Son tartışmalarda vahşi rejimle işbirliğine sıcak yaklaşan bir diğer küme daha ortaya çıktı. Bu kümeyi bakış açılarını, politikalarını, hatta varlıklarını siyasi iktidarın ihtiyaç ve yönlendirmelerine göre tayin edenler teşkil etmektedir. Bunlar da biraz mahcup bir edayla da olsa “yapacak bir şey yok, dünya bizi yalnız bıraktı, biz de bu yola girmek zorundayız” mealinde tezler dillendirmekteler.

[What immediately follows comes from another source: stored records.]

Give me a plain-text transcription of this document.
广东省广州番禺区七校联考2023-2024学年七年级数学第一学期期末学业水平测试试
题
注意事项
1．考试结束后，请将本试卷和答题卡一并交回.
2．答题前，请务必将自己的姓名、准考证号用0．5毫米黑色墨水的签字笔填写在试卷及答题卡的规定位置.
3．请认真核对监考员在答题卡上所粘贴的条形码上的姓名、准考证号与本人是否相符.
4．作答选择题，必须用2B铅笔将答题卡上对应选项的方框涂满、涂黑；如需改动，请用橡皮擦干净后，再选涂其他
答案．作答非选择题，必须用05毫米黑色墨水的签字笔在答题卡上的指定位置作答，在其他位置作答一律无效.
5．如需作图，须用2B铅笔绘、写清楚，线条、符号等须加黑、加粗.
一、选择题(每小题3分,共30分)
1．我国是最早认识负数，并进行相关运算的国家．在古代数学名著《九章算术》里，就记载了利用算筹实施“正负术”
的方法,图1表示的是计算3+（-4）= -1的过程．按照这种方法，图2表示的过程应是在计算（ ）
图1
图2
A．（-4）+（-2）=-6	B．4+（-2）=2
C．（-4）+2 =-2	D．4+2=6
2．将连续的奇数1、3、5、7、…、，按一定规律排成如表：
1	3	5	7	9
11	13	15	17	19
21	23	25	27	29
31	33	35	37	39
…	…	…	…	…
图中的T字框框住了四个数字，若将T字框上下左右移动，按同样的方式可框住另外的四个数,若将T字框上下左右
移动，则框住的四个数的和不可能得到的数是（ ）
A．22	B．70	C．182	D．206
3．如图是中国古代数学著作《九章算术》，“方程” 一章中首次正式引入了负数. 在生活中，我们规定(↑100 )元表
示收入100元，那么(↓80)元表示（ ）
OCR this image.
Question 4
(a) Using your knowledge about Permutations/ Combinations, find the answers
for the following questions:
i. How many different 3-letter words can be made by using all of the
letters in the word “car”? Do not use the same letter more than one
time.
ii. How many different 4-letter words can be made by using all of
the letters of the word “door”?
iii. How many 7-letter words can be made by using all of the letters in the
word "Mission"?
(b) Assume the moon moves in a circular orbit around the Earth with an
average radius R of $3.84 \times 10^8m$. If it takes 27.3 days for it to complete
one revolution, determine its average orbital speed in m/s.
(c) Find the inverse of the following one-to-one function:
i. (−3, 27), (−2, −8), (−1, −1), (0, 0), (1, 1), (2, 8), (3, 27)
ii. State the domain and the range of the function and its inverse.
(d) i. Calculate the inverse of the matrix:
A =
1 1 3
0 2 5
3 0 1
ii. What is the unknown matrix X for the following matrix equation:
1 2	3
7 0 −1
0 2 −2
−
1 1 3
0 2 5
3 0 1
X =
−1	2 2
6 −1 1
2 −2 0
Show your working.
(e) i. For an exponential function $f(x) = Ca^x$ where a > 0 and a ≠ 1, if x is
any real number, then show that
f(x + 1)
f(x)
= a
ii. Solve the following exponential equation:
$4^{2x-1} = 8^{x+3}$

Bu tutumun haklı olmadığı, makuliyet içermediği çeşitli delillerle ortaya konulabilir. Bahsedilen ilişkinin geliştirilmesinin ne bu ülkeye, ne topluma hiçbir yarar sağlamayacağı da açıktır. Bilakis mevcut iktidarı zor duruma düşürerek, adeta tükürdüğünü yalamak zorunda kalma görüntüsü ile düşmanın eline büyük bir koz verileceği de ortadadır.

Konunun sınır güvenliği, ekonomik getiri, uluslar arası ilişkiler zemini vd. açılardan tartışılmasına gerek görmüyoruz. Bu konuların tümünde açık gerçekler saptırılıyor, zulme yakınlık yolunda yalanlar sıralanıyor.

Mamafih bizi asıl ilgilendirmesi gereken husus, dikkat çekilmesi gereken nokta böylesine ağır zulümler gerçekleştirmiş ve halen de insanlık suçları işlemeye devam eden bir rejimi normal, olağan, meşru görebilen bakış açısının içerdiği zalimane yaklaşımdır.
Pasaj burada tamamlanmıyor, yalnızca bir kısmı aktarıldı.